Macrophages exhibit remarkable functional plasticity, a requirement for their central role in tissue homeostasis. During chronic inflammation, macrophages acquire sustained inflammatory ‘states’ that contribute to disease, but there is limited understanding of the regulatory mechanisms that drive their generation. Here we describe a systematic functional genomics approach that combines genome-wide phenotypic screening in primary murine macrophages with transcriptional and cytokine profiling of genetic perturbations in primary human macrophages to uncover regulatory circuits of inflammatory states. This process identifies regulators of five distinct states associated with key features of macrophage function. Among these regulators, loss of the N⁶-methyladenosine (m6A) writer components abolishes m6A modification of TNF transcripts, thereby enhancing mRNA stability and TNF production associated with multiple inflammatory pathologies. Thus, phenotypic characterization of primary murine and human macrophages describes the regulatory circuits underlying distinct inflammatory states, revealing post-transcriptional control of TNF mRNA stability as an immunosuppressive mechanism in innate immunity.

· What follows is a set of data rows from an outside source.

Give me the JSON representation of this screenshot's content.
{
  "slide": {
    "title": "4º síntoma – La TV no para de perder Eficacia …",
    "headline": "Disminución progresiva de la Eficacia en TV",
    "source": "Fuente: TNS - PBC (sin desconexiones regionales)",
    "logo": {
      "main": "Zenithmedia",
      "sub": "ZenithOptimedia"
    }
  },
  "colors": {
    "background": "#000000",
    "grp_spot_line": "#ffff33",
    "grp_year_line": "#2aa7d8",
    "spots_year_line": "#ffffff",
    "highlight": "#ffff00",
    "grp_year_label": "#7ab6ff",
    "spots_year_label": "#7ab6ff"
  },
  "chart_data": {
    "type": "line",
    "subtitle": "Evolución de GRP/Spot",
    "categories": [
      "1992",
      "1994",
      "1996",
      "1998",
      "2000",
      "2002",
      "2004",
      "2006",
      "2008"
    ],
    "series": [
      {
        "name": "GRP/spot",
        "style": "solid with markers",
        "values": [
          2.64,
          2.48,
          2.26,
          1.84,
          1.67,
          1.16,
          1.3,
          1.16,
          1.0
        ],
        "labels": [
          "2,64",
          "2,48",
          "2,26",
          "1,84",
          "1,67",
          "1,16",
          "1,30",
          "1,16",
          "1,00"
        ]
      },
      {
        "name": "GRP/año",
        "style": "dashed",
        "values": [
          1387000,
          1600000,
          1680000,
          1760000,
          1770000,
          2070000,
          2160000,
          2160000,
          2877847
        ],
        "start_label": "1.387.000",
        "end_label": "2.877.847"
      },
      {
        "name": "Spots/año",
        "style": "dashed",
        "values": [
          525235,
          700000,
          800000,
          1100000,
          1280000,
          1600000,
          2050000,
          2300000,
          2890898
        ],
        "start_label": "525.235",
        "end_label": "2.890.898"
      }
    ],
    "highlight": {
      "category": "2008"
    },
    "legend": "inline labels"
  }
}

巨噬细胞表现出显着的功能可塑性，这是它们在组织稳态中发挥核心作用的要求。在慢性炎症期间，巨噬细胞获得导致疾病的持续炎症“状态”，但对驱动其生成的调节机制的了解有限。在这里，我们描述了一种系统的功能基因组学方法，该方法将原代小鼠巨噬细胞中的全基因组表型筛选与原代人巨噬细胞中遗传扰动的转录和细胞因子分析相结合，以揭示炎症状态的调节回路。该过程识别与巨噬细胞功能的关键特征相关的五种不同状态的调节因子。在这些调节因子中，N⁶-甲基腺苷 （m6A） 写入组分的缺失消除了 TNF 转录本的 m6A 修饰，从而增强了与多种炎症相关的 mRNA 稳定性和 TNF 产生。因此，原代小鼠和人巨噬细胞的表型特征描述了不同炎症状态背后的调节回路，揭示了 TNF mRNA 稳定性的转录后控制作为先天免疫中的免疫抑制机制。